Empathy, love, acceptance, and support. These are the pillars of the Addams parents. I mean, honestly, can you think of a better pair of parental role models?

15 thoughts on “Scary Parents

  1. I agree with you 100% without a single sarcastic or snarky thought. Gomez and Morticia were everything you say they were – supportive, accepting, encouraging, and loving. The humor in the shows came from the activities of the family being diametrically opposed to the “normal” American family of the late 20th Century, but the basis on which their family worked was just like the ones headed by Ward and June Cleaver on the one hand and Andy Griffith on the other.

  2. I remember watching both the Addams Family and The Munsters back in the 1960s. I seem to recall that I preferred The Munsters, because the parents were less like mine than the the parents in the Addams Family. I don’t mean in a creepy way, but in how they related to the children and and embraced diversity.

    • I thought the Munsters were funny…especially how the dad, Herman, was usually getting in silly trouble of some sort.
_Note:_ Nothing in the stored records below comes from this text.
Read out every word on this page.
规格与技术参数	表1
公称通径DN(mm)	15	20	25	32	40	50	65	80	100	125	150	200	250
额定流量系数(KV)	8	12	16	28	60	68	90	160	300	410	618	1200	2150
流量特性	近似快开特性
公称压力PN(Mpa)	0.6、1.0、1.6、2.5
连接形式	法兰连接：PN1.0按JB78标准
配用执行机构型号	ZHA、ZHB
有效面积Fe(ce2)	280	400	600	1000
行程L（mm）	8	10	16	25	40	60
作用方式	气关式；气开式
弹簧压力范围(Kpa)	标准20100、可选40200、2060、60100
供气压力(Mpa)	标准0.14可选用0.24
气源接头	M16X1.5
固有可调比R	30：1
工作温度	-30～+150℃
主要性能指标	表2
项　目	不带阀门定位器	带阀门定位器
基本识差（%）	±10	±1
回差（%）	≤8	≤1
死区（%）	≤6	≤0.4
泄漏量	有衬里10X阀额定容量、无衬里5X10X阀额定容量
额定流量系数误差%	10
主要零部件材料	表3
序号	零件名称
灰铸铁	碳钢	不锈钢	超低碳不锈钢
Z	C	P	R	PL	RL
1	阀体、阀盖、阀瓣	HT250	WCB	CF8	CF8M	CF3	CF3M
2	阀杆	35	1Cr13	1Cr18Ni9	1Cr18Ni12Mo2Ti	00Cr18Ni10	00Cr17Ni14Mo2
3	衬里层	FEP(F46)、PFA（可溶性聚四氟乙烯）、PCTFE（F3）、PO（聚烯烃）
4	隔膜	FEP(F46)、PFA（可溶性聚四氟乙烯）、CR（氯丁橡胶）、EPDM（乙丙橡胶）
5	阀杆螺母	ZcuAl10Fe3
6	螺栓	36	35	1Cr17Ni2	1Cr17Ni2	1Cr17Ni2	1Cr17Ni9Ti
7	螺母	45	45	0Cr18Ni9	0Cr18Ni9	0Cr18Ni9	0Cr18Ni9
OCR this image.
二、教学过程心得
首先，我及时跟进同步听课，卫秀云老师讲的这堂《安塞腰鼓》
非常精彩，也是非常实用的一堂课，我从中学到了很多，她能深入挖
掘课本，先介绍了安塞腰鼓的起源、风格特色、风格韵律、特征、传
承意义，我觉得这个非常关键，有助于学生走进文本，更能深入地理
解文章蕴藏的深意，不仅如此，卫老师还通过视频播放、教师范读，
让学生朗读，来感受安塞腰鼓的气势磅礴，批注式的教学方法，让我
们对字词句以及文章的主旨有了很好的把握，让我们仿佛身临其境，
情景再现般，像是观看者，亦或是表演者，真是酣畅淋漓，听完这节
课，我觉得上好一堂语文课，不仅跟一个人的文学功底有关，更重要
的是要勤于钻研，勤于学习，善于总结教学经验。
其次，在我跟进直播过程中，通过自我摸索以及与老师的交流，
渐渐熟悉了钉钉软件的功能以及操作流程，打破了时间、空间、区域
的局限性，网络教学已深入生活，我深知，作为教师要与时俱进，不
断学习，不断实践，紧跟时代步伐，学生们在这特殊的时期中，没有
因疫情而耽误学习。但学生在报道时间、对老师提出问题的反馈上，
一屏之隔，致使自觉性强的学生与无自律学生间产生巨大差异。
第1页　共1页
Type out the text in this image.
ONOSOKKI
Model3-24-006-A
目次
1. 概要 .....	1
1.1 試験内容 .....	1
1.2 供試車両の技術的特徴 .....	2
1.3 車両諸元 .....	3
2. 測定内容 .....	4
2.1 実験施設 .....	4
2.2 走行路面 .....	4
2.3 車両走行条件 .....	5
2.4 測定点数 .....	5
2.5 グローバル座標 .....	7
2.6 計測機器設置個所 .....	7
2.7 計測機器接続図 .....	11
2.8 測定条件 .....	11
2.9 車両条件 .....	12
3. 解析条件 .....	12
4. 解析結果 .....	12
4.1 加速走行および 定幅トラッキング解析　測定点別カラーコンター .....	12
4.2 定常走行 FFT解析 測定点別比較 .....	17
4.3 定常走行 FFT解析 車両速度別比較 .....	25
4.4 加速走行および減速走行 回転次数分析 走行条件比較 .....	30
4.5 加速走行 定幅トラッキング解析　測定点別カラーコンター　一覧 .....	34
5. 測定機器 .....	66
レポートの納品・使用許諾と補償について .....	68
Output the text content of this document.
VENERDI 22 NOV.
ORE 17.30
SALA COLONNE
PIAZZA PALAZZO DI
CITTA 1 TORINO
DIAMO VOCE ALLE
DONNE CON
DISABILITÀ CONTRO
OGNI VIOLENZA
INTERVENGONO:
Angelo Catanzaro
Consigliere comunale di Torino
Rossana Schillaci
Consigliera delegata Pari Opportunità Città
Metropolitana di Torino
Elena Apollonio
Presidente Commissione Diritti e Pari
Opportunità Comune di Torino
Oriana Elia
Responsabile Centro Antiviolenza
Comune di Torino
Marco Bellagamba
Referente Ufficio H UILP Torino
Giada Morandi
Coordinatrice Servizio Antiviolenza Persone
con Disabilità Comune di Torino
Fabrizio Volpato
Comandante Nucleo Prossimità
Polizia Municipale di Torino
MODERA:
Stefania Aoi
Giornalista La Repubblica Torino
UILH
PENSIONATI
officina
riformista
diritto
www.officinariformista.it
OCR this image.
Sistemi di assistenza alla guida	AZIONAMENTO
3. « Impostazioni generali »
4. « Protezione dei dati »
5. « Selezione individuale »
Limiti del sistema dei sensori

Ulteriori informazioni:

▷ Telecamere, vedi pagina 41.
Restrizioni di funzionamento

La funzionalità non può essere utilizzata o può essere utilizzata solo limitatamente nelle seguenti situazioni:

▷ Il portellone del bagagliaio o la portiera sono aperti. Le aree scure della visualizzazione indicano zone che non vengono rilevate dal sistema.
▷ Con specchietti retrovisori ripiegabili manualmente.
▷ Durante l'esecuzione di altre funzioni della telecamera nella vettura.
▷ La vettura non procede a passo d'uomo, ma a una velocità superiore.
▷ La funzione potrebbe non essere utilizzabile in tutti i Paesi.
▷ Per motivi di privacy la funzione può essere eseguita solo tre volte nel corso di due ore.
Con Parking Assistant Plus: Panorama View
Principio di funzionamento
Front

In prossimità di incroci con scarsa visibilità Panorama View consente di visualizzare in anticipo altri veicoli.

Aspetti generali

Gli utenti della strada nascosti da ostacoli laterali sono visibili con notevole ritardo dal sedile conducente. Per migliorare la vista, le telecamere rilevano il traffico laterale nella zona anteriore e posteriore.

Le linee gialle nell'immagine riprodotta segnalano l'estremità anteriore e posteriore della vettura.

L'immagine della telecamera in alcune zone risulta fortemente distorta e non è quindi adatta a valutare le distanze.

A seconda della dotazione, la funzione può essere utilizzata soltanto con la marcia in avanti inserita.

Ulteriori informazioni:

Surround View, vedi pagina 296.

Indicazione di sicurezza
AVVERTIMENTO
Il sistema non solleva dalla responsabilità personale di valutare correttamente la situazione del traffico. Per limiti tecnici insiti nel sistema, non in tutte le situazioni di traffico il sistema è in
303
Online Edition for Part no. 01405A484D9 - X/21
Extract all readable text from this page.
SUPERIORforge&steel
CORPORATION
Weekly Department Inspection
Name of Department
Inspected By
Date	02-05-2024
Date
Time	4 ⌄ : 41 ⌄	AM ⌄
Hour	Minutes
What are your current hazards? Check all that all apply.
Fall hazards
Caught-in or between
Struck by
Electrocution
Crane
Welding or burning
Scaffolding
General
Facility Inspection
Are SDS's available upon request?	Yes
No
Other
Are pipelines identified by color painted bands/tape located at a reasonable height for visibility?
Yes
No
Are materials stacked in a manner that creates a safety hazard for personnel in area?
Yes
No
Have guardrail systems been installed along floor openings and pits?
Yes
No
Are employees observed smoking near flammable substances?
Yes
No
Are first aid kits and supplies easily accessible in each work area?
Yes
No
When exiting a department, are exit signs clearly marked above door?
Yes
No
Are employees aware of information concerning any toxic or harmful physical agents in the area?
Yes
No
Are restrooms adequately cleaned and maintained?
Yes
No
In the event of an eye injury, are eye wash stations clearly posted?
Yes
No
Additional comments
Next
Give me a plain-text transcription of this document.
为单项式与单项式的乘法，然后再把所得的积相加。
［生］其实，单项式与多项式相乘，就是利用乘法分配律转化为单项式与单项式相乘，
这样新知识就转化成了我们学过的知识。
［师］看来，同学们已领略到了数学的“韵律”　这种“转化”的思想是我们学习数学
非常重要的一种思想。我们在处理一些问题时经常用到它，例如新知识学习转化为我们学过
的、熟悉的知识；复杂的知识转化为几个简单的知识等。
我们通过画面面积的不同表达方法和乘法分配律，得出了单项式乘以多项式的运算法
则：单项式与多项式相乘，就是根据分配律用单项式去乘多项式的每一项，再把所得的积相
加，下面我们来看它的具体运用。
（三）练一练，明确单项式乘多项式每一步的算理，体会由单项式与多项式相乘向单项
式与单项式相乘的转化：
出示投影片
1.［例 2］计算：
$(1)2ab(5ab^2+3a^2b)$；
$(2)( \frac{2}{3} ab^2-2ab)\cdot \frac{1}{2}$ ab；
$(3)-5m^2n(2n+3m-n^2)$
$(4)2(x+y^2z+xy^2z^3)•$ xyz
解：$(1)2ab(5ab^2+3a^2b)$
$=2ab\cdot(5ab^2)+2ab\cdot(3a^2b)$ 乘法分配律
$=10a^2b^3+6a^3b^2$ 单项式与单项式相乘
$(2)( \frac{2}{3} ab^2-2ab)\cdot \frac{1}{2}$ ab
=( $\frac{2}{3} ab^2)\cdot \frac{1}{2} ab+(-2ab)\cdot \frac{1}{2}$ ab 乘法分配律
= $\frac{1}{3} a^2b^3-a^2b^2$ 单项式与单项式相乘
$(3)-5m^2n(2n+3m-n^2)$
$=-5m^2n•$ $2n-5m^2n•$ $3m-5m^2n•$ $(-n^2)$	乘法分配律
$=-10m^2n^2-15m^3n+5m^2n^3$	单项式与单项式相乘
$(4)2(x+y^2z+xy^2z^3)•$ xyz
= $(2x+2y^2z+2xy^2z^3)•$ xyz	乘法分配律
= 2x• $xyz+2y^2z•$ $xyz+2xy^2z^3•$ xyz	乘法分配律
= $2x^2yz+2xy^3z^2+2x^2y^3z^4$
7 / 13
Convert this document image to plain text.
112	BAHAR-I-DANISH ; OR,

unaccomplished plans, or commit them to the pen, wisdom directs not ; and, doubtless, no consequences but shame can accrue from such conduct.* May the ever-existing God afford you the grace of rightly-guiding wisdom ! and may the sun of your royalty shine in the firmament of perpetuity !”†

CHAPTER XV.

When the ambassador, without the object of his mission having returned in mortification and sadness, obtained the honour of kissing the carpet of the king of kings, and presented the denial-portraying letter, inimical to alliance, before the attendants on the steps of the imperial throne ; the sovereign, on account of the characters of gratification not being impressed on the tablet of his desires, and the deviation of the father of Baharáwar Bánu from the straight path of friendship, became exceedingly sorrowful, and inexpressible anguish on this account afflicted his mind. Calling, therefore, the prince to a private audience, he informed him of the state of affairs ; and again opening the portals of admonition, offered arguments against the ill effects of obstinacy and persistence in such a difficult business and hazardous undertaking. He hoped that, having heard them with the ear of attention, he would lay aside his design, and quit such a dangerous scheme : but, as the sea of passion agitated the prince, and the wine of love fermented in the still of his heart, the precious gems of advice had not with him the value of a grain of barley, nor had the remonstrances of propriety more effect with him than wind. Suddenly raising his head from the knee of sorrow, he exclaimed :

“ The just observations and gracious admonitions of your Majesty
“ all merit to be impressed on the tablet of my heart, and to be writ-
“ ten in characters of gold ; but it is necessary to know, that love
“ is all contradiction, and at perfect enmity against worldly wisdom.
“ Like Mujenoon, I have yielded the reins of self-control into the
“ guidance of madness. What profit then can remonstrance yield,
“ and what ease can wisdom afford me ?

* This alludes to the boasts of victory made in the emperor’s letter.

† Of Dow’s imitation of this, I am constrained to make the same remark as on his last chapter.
I did like how they were always accepting of Marilyn even though she was the “black sheep” of the family.

  3. The Addams family were sort of similar to The Beverly Hillbillies in that all members existed in a select microcosmic bubble their whole lives, and as such, view their idiosyncratic lifestyles as that of “being the norm” and assume the rest of the world’s on “the same page” with them.
    Which is why there’s always that disconnect between them and the average person.
    And also why they always get confused when others respond to them and their ways adversely.